Mothers pass on immunities to their babies while nursing, however depending on the mother’s health, vaccine history, and the babies’ immunities, the passed on immunities wear off in the babies sometime between 9 weeks and 16 weeks. This is why puppies need so many shots when they are young. Below is a generic schedule for vaccinating your dog throughout their life.
6 weeks: distemper combo
9 weeks: distemper combo
12 weeks: distemper combo, bordatella, Lyme
16 weeks: distemper combo, bordatella, Lyme, rabies, heartworm preventative
1 year: distemper combo, bordatella, Lyme, rabies, heartworm test, heartworm preventative
Every year after: Exam, heartworm test, heartworm preventative, and vaccines (see note below)
After age 7 years: Same yearly as listed above and blood work
A distemper combo can consist of: distemper, hepatitis, parainfluenza, parvovirus, leptospirosis, and corona.

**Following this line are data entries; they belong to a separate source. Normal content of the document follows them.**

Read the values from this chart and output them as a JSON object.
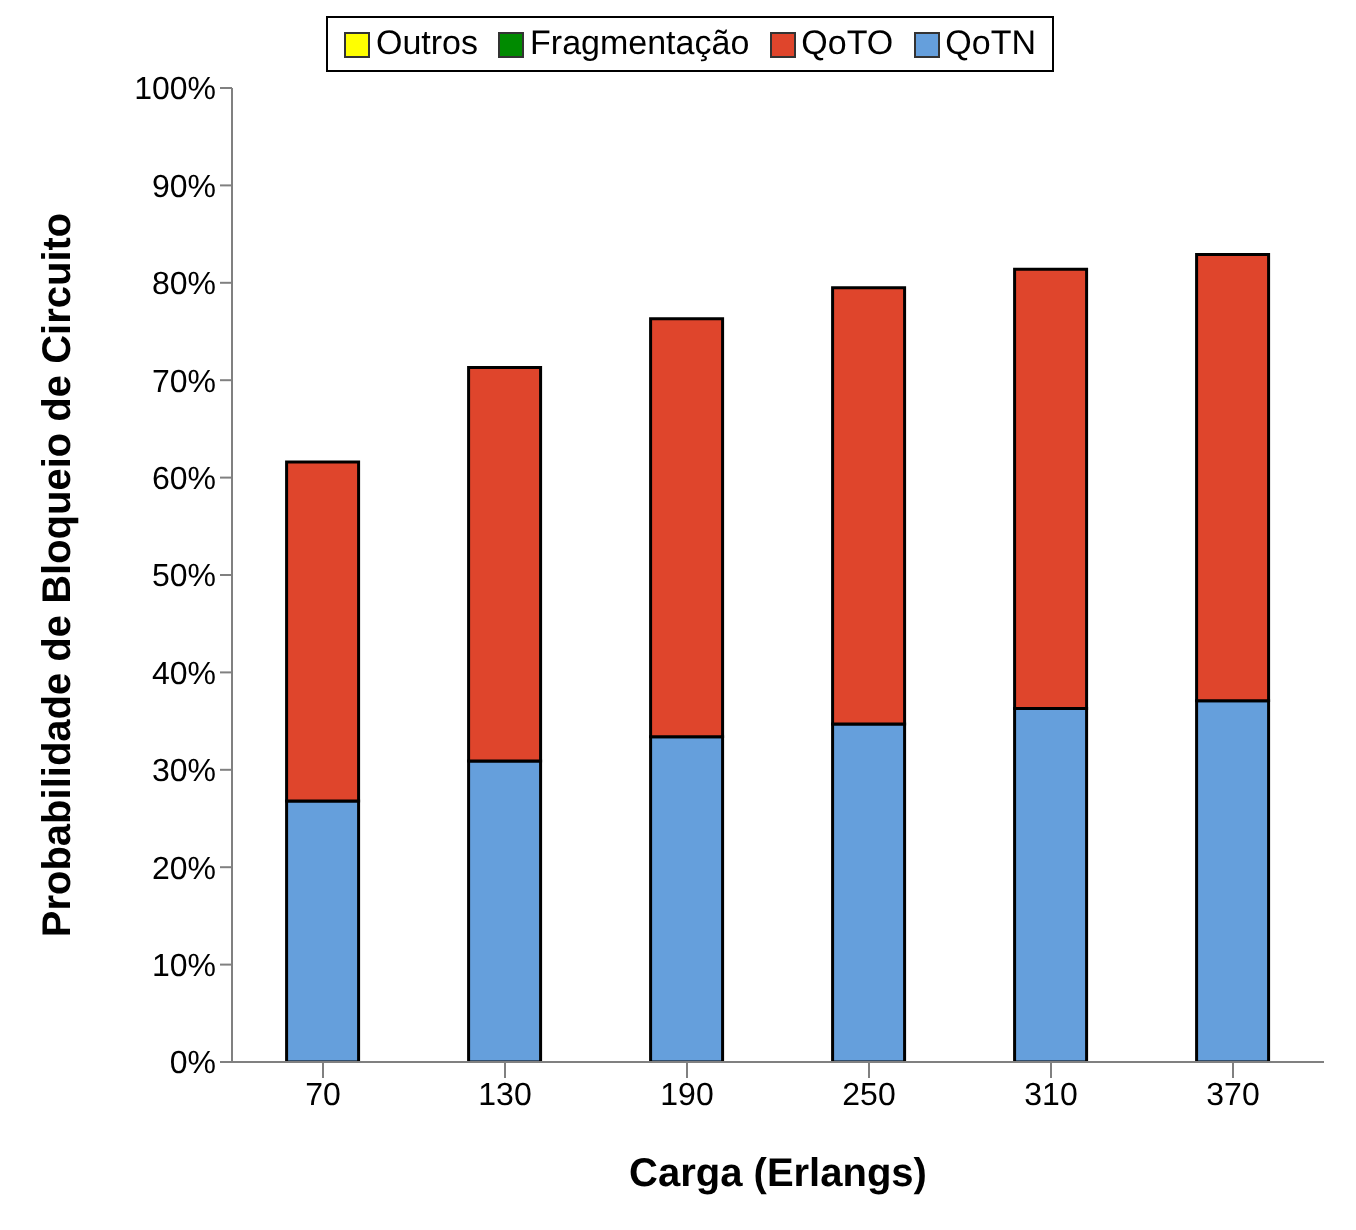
{
  "chart_data": {
    "type": "bar",
    "stacked": true,
    "xlabel": "Carga (Erlangs)",
    "ylabel": "Probabilidade de Bloqueio de Circuito",
    "categories": [
      "70",
      "130",
      "190",
      "250",
      "310",
      "370"
    ],
    "series": [
      {
        "name": "QoTN",
        "color": "#659fdc",
        "values": [
          26.8,
          30.9,
          33.4,
          34.7,
          36.3,
          37.1
        ]
      },
      {
        "name": "QoTO",
        "color": "#df452c",
        "values": [
          34.8,
          40.4,
          42.9,
          44.8,
          45.1,
          45.8
        ]
      },
      {
        "name": "Fragmentação",
        "color": "#008a00",
        "values": [
          0,
          0,
          0,
          0,
          0,
          0
        ]
      },
      {
        "name": "Outros",
        "color": "#ffff00",
        "values": [
          0,
          0,
          0,
          0,
          0,
          0
        ]
      }
    ],
    "ylim": [
      0,
      100
    ],
    "yticks": [
      {
        "value": 0,
        "label": "0%"
      },
      {
        "value": 10,
        "label": "10%"
      },
      {
        "value": 20,
        "label": "20%"
      },
      {
        "value": 30,
        "label": "30%"
      },
      {
        "value": 40,
        "label": "40%"
      },
      {
        "value": 50,
        "label": "50%"
      },
      {
        "value": 60,
        "label": "60%"
      },
      {
        "value": 70,
        "label": "70%"
      },
      {
        "value": 80,
        "label": "80%"
      },
      {
        "value": 90,
        "label": "90%"
      },
      {
        "value": 100,
        "label": "100%"
      }
    ],
    "legend": "top"
  }
}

The combo given may vary slightly based on the kind of dog you have as some breeds are more prone to some diseases than others. You veterinarian will select the best fit for your dog.
Puppies under 1 year also commonly have intestinal parasites which cause diarrhea, vomiting, lethargy, and even anemia. Most puppies will get a routine de-wormer; however most vets will recommend a fecal test to see if they have any more parasites.
After 1 year of age, depending on the city in, the kind of vaccine your vet uses, and your dog’s exposure, the 1 year vaccines will be repeated somewhere between every 1-3 years. Heartworm tests and exams are still highly recommended each year.
Rabies is given every 2-3 years after the first intial one.
Once your dog is 7 years old vets will often recommend geriatric testing for liver and kidney functions.